Parmi les textes adoptés figure un décret relatif à la désignation des membres des instances traditionnelles de règlement des différends. Cette mesure, portée par le ministère de la Justice, vise à donner une base opérationnelle à un mécanisme désormais reconnu dans l’architecture judiciaire nationale. Le gouvernement entend ainsi rapprocher davantage la justice des réalités sociales et culturelles des communautés locales.
Cette réforme découle directement de la révision constitutionnelle du 30 décembre 2023 ainsi que de l’adoption de la loi instituant Faso Bu Kaoré en janvier 2026. Elle marque une volonté des autorités de valoriser les mécanismes endogènes de règlement des conflits en complément de la justice classique.

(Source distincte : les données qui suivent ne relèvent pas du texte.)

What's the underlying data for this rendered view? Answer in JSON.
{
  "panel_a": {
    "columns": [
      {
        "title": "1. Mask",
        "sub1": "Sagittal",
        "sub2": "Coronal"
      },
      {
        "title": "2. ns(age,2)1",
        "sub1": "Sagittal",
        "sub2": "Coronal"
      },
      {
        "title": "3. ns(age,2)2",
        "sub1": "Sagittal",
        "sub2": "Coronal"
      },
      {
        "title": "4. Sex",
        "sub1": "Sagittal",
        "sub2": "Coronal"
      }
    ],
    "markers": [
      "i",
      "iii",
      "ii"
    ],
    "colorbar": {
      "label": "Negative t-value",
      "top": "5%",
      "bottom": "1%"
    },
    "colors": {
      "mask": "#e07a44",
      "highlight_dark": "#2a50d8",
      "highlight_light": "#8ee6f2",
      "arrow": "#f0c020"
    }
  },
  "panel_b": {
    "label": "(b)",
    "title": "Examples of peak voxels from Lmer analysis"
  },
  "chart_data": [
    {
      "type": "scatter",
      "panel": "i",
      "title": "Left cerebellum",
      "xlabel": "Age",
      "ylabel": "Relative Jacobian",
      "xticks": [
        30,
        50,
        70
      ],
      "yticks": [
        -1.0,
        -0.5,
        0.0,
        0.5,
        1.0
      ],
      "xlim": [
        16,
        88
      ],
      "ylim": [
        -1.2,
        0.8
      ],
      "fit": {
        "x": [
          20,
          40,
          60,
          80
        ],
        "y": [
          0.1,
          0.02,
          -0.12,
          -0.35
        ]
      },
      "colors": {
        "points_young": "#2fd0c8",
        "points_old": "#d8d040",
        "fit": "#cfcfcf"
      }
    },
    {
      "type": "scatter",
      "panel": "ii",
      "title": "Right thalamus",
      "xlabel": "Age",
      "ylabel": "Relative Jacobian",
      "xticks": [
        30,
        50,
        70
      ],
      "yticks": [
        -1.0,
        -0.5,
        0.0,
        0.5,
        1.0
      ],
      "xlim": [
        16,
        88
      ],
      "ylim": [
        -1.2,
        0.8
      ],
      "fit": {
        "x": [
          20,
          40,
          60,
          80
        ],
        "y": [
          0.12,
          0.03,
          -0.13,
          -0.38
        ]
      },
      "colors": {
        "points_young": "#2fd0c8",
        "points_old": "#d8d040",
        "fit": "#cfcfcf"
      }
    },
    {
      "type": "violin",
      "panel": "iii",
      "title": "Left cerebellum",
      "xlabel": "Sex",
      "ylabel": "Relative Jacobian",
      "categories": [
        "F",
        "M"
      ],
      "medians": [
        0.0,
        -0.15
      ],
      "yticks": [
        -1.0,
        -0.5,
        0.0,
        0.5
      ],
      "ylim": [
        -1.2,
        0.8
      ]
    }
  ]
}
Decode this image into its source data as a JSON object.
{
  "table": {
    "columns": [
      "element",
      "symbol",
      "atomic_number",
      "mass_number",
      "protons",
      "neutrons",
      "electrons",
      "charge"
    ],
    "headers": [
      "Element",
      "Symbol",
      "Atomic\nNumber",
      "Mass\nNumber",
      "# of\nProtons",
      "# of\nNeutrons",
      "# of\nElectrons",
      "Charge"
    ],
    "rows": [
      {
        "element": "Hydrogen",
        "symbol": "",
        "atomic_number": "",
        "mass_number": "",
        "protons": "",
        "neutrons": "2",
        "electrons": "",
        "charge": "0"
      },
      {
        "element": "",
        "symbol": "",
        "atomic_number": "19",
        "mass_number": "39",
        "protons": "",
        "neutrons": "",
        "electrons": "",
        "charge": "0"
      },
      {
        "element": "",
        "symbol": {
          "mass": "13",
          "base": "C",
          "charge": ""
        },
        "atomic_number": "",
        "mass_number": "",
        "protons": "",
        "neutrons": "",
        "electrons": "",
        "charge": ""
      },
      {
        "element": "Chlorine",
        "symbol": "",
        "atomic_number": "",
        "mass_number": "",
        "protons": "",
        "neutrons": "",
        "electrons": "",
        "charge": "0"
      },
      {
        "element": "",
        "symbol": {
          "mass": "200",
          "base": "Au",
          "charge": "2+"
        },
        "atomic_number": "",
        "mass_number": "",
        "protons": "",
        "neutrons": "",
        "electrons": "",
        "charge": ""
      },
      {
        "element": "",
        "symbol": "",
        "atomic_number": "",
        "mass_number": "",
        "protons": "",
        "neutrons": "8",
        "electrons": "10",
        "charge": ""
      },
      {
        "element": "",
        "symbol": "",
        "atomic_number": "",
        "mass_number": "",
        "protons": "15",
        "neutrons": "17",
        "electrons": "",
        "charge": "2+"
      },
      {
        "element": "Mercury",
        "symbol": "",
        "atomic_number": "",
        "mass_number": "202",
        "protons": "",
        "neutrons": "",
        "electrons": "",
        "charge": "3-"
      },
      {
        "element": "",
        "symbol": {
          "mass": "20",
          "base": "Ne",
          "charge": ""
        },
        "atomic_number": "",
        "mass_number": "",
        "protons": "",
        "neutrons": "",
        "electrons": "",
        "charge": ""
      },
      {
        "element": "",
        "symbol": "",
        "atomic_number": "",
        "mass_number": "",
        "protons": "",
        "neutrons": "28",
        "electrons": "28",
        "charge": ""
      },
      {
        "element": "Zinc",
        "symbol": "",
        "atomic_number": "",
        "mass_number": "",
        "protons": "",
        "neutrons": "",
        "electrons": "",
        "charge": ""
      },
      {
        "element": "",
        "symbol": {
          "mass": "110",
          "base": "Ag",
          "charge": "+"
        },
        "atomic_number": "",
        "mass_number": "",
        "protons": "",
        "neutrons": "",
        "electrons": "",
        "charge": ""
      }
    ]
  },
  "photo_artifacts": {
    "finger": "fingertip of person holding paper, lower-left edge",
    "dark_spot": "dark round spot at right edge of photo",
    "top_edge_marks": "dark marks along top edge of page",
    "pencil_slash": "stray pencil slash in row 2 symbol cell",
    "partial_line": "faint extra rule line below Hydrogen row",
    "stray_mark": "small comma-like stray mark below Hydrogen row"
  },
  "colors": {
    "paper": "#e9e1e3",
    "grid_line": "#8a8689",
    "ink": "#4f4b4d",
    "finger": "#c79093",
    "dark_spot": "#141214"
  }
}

À travers cette initiative, les autorités burkinabè souhaitent intégrer davantage les usages et les traditions dans le traitement des différends, tout en renforçant la cohésion sociale. Le décret devrait notamment permettre le lancement d’une phase pilote dans plusieurs localités déjà identifiées pour accueillir ces nouvelles instances traditionnelles.
Cette réforme illustre la volonté du gouvernement de bâtir un modèle institutionnel adapté aux réalités nationales. En misant sur une articulation entre justice moderne et mécanismes coutumiers, les autorités espèrent offrir des solutions plus accessibles, plus rapides et davantage en phase avec les attentes des populations.